ECLI:NL:GHSGR:2010:BN2570

Gerechtshof 's-Gravenhage

Datum uitspraak
28 juni 2010
Publicatiedatum
5 april 2013
Zaaknummer
22-006107-09
Instantie
Gerechtshof 's-Gravenhage
Type
Uitspraak
Rechtsgebied
Strafrecht
Procedures
  • Hoger beroep
Rechters
Vindplaatsen
  • Rechtspraak.nl
AI samenvatting door LexboostAutomatisch gegenereerd

Niet-ontvankelijkheid in hoger beroep wegens termijnoverschrijding in hennepkwekerijzaak

In deze zaak heeft het Gerechtshof 's-Gravenhage op 28 juni 2010 uitspraak gedaan in hoger beroep tegen een vonnis van de politierechter in de rechtbank Middelburg, gewezen op 13 januari 2009. De verdachte, geboren in Bulgarije, werd op 13 november 2008 op heterdaad aangehouden in een hennepkwekerij. Na de aanhouding werd zij naar het politiebureau gebracht, waar zij met behulp van een tolk in de Bulgaarse taal werd verhoord. Tijdens dit verhoor ontving de verdachte een dagvaarding voor de terechtzitting van 13 januari 2009.

Het hof heeft vastgesteld dat de verdachte redelijkerwijs op de hoogte moest zijn van de zittingsdatum en het tenlastegelegde feit. De verdachte heeft echter pas op 20 november 2009 hoger beroep ingesteld, wat meer dan veertien dagen na het vonnis van de politierechter was. Het hof oordeelde dat er geen sprake was van een verontschuldigbare termijnoverschrijding, waardoor de verdachte niet-ontvankelijk werd verklaard in het hoger beroep.

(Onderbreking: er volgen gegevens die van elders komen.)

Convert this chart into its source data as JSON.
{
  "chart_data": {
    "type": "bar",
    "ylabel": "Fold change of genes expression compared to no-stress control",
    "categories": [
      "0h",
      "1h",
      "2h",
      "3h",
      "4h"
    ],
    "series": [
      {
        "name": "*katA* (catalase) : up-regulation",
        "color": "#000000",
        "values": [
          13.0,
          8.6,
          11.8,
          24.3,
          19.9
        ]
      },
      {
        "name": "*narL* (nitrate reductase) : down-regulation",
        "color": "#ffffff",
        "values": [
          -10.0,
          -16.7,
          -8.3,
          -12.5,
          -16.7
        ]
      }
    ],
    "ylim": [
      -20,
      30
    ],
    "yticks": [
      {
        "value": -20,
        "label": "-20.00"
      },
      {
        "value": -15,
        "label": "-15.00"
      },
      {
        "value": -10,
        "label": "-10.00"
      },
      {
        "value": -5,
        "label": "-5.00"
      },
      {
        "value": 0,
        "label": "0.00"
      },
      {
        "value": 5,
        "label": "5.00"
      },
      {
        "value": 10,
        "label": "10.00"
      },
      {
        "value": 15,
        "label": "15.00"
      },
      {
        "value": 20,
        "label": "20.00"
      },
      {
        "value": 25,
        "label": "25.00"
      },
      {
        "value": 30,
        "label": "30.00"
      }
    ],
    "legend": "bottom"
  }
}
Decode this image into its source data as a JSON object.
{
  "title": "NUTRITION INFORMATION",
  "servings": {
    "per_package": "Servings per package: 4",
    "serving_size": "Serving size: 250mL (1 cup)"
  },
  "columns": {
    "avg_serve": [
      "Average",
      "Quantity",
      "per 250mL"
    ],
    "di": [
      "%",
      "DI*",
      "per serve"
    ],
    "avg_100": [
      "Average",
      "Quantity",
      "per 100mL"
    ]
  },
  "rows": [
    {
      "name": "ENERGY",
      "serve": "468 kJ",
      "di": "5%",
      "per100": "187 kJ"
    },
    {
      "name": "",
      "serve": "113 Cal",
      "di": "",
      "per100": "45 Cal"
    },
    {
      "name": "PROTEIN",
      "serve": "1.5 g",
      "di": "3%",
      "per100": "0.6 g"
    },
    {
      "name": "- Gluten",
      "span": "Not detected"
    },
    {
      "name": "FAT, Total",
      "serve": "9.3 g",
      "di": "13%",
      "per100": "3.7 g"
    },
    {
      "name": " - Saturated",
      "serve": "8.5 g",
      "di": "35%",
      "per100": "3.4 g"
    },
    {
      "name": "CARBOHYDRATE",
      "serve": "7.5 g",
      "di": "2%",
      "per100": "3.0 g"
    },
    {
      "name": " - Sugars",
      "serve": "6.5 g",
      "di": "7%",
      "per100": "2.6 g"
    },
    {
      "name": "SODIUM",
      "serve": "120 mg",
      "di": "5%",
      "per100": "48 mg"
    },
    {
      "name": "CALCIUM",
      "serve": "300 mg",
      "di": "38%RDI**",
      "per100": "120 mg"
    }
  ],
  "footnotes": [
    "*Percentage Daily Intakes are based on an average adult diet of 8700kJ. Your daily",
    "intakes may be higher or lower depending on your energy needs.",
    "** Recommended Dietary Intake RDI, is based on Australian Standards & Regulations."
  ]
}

De uitspraak werd gedaan door een meervoudige kamer voor strafzaken, bestaande uit de rechters P.J. Wurzer, M.P.J.G. Göbbels en F.C.V. de Groot, in aanwezigheid van griffier C.J.A. Sabatier. Het hof heeft de vordering van de advocaat-generaal om de verdachte niet-ontvankelijk te verklaren in het hoger beroep toegewezen, en dit arrest is uitgesproken op de openbare terechtzitting van 28 juni 2010.

Uitspraak

Rolnummer: 22-006107-09
Parketnummer: 12-733039-08
Datum uitspraak: 28 juni 2010
VERSTEK
Gerechtshof te 's-Gravenhage
meervoudige kamer voor strafzaken
Arrest
gewezen op het hoger beroep tegen het vonnis van de politierechter in de rechtbank Middelburg van
13 januari 2009 in de strafzaak tegen de verdachte:
[verdachte],
geboren te [geboorteplaats] (Bulgarije) op [geboortedag] 1964,
[adres].
De vordering van de advocaat-generaal
De advocaat-generaal heeft ter terechtzitting in hoger beroep van 14 juni 2010 gevorderd dat de niet ter terechtzitting in hoger beroep verschenen verdachte niet-ontvankelijk zal worden verklaard in het hoger beroep.
Ontvankelijkheid van het hoger beroep
Het hof stelt op grond van het verhandelde ter terechtzitting in hoger beroep vast dat de verdachte op 13 november 2008 op heterdaad is aangehouden in een hennepkwekerij. Aansluitend aan het delict is de verdachte naar het politiebureau gebracht en aldaar is zij met behulp van een tolk in de Bulgaarse taal verhoord. Vervolgens is op het politiebureau aan de verdachte een dagvaarding voor de terechtzitting van 13 januari 2009 uitgereikt.
Bij deze stand van zaken is het hof van oordeel dat de verdachte redelijkerwijs tevoren op de hoogte moet zijn geweest van de zittingsdatum, 13 januari 2009, en het aan haar tenlastegelegde feit. Mitsdien is geen sprake van een verontschuldigbare termijnoverschrijding.
Nu namens de verdachte niet binnen veertien dagen na het op 13 januari 2009 gewezen vonnis, maar pas op
20 november 2009 hoger beroep is ingesteld, dient zij daarin niet-ontvankelijk dient te worden verklaard.
BESLISSING (bij verstek)
Het hof:
Verklaart de verdachte niet-ontvankelijk in het hoger beroep.
Dit arrest is gewezen door mr. P.J. Wurzer, mr. M.P.J.G. Göbbels en mr. F.C.V. de Groot, in bijzijn van de griffier mr. C.J.A. Sabatier.
Het is uitgesproken op de openbare terechtzitting van het hof van 28 juni 2010.
mrs. P.J. Wurzer en F.C.V. de Groot zijn buiten staat dit arrest te ondertekenen.